Cybersecurity investments in supply chains with two-stage risk propagation

Cyber-attacks present a significant threat to supply chains as their nodes are directly or indirectly vulnerable to risk propagation at various stages. The risk level varies depending on the type of attack. A cybersecurity insurance offers a practical method to mitigate this risk, and it is crucial to determine optimal cybersecurity investments for all supply chain nodes. Previous studies have overlooked the joint impact of the attack type, two- stage risk propagation, and cybersecurity insurance in optimizing cybersecurity investments.
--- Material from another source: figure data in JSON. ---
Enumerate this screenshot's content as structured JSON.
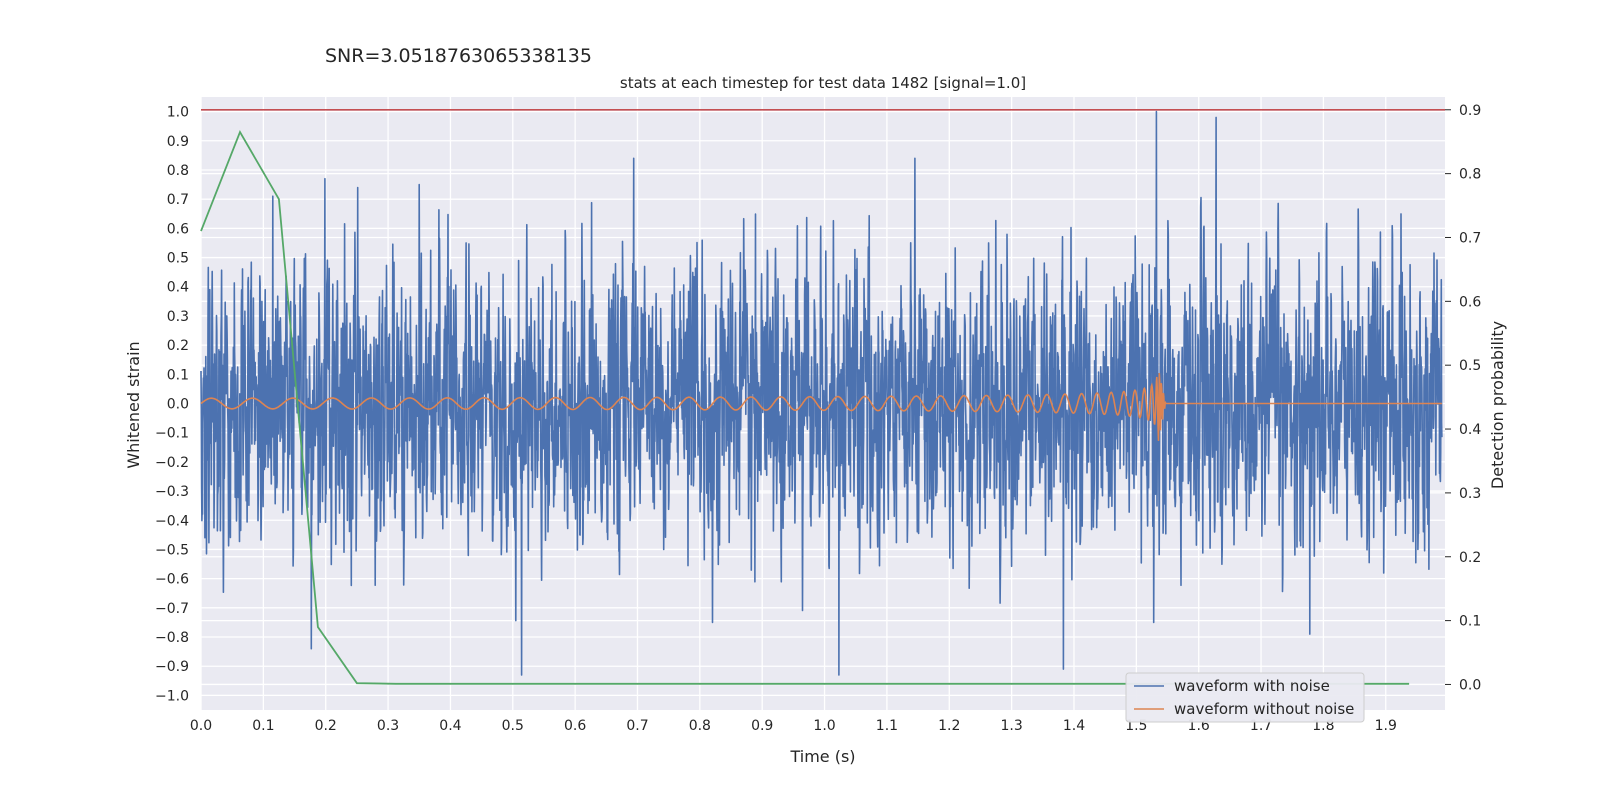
{
  "chart_data": {
    "type": "line",
    "suptitle": "SNR=3.0518763065338135",
    "title": "stats at each timestep for test data 1482 [signal=1.0]",
    "xlabel": "Time (s)",
    "ylabel": "Whitened strain",
    "y2label": "Detection probability",
    "xlim": [
      0.0,
      1.995
    ],
    "ylim": [
      -1.05,
      1.05
    ],
    "y2lim": [
      -0.04,
      0.92
    ],
    "xticks": [
      "0.0",
      "0.1",
      "0.2",
      "0.3",
      "0.4",
      "0.5",
      "0.6",
      "0.7",
      "0.8",
      "0.9",
      "1.0",
      "1.1",
      "1.2",
      "1.3",
      "1.4",
      "1.5",
      "1.6",
      "1.7",
      "1.8",
      "1.9"
    ],
    "yticks": [
      "1.0",
      "0.9",
      "0.8",
      "0.7",
      "0.6",
      "0.5",
      "0.4",
      "0.3",
      "0.2",
      "0.1",
      "0.0",
      "−0.1",
      "−0.2",
      "−0.3",
      "−0.4",
      "−0.5",
      "−0.6",
      "−0.7",
      "−0.8",
      "−0.9",
      "−1.0"
    ],
    "y2ticks": [
      "0.9",
      "0.8",
      "0.7",
      "0.6",
      "0.5",
      "0.4",
      "0.3",
      "0.2",
      "0.1",
      "0.0"
    ],
    "grid": true,
    "legend_position": "lower-right",
    "legend": [
      "waveform with noise",
      "waveform without noise"
    ],
    "colors": {
      "noise": "#4c72b0",
      "clean": "#dd8452",
      "probability": "#55a868",
      "threshold": "#c44e52",
      "background": "#eaeaf2"
    },
    "series": [
      {
        "name": "waveform with noise",
        "description_of_values": "dense noisy whitened strain, amplitude mostly within ±0.5, peaks near 1.0",
        "peaks": [
          {
            "x": 0.115,
            "y": 0.71
          },
          {
            "x": 0.177,
            "y": -0.84
          },
          {
            "x": 0.199,
            "y": 0.77
          },
          {
            "x": 0.251,
            "y": 0.74
          },
          {
            "x": 0.514,
            "y": -0.93
          },
          {
            "x": 0.694,
            "y": 0.84
          },
          {
            "x": 1.023,
            "y": -0.93
          },
          {
            "x": 1.145,
            "y": 0.84
          },
          {
            "x": 1.383,
            "y": -0.91
          },
          {
            "x": 1.532,
            "y": 1.0
          },
          {
            "x": 1.628,
            "y": 0.98
          },
          {
            "x": 1.778,
            "y": -0.79
          }
        ]
      },
      {
        "name": "waveform without noise",
        "description_of_values": "chirp signal with amplitude rising from ~0.02 to ~0.17, merger at 1.535 s, zero afterwards",
        "merger_time": 1.535,
        "peak_amplitude": 0.17
      },
      {
        "axis": "y2",
        "x": [
          0.0,
          0.0625,
          0.125,
          0.1875,
          0.25,
          0.3125,
          0.375,
          0.4375,
          0.5,
          0.5625,
          0.625,
          0.6875,
          0.75,
          0.8125,
          0.875,
          0.9375,
          1.0,
          1.0625,
          1.125,
          1.1875,
          1.25,
          1.3125,
          1.375,
          1.4375,
          1.5,
          1.5625,
          1.625,
          1.6875,
          1.75,
          1.8125,
          1.875,
          1.9375
        ],
        "values": [
          0.71,
          0.865,
          0.76,
          0.09,
          0.002,
          0.001,
          0.001,
          0.001,
          0.001,
          0.001,
          0.001,
          0.001,
          0.001,
          0.001,
          0.001,
          0.001,
          0.001,
          0.001,
          0.001,
          0.001,
          0.001,
          0.001,
          0.001,
          0.001,
          0.001,
          0.001,
          0.001,
          0.001,
          0.001,
          0.001,
          0.001,
          0.001
        ]
      },
      {
        "axis": "y2",
        "type": "threshold",
        "value": 0.9
      }
    ]
  }
}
This paper addresses this research gap by examining optimal investments under targeted and opportunistic attacks in a two- stage supply chain using game theory. The findings indicate that optimal investments differ based on the type of attack. For instance, retailers should invest more in cybersecurity under opportunistic attacks, while suppliers need to spend more under targeted attacks. Additionally, the results show that under opportunistic attacks, members should reduce their investments. Conversely, under targeted attacks, investments should initially increase and then stabilize. In the case of opportunistic attacks, suppliers and retailers should prioritize reconfiguring their systems over investing heavily in cybersecurity. The model presented in this paper demonstrates that not all cyber risks are worth defending against and that cybersecurity insurance for the entire supply chain can be more cost-effective than addressing cybersecurity risks individually. The paper also explores the impact of joint decisions on cybersecurity insurance when firms are unwilling to invest individually. The insights obtained enable supply chains to identify their optimal cybersecurity investment strategies effectively.